Despite the slow recovery and potential need for additional stimulus, though, Bernanke warned Congress to develop a credible plan to deal with the government's budget deficits.
Obama's 2011 budget forecasts a $1.6 trillion hole, or about 10.6 percent of the nation's total output, a post-World War II high.
Bernanke said ongoing deficits of that size aren't sustainable, and called on Congress to create a plan in the "medium term" to bring deficits to a more manageable level. Economists say deficits of about 3 percent of total GDP are sustainable.
The plan, he said, needs to have the confidence of the markets. If it has that, "I think we'll be okay," Bernanke said. But if investors in U.S. debt don't find the plan "plausible," the nation faces a risk of a "potential loss of confidence" by investors.

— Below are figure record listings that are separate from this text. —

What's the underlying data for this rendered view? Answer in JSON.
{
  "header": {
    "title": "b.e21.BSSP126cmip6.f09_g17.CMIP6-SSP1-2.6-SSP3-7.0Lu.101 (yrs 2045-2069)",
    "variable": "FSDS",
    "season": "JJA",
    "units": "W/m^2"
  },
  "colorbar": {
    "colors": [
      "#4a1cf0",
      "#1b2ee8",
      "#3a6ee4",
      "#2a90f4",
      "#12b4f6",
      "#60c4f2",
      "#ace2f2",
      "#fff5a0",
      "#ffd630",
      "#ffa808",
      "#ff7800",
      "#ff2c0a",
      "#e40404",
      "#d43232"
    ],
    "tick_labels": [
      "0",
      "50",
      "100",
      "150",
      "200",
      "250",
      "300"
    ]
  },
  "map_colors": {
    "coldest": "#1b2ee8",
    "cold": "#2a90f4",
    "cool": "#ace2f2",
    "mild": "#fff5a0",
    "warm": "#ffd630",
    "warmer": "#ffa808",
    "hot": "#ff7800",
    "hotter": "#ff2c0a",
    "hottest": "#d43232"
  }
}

A loss of confidence could entail investors demanding higher rates of return in order to buy Treasuries, which would drive up the government's borrowing costs. Funds for government programs would instead be diverted to bondholders.
Investors are demanding about 3.3 percent interest from the U.S. government in order to buy 10-year Treasury bonds, a level near historic lows. Ten years ago, investors demanded double that rate.
But it's important to note that Bernanke didn't say Congress needs to cut spending now; he simply said Congress needs to begin developing a plan in the "medium term" to bring down the government's budget deficit. In response to a question about whether Congress should focus on job creation (which would entail more spending) or reducing the deficit, Bernanke said it needs to do both.
Congress needs to "show" that it's "serious" about the deficit, he said.
Meanwhile, the muscular jobs bill that progressive groups, unions, and labor economists clamor for has yet to materialize.
The private sector created 20,000 jobs last month. Nearly 15 million unemployed workers continue to look for work.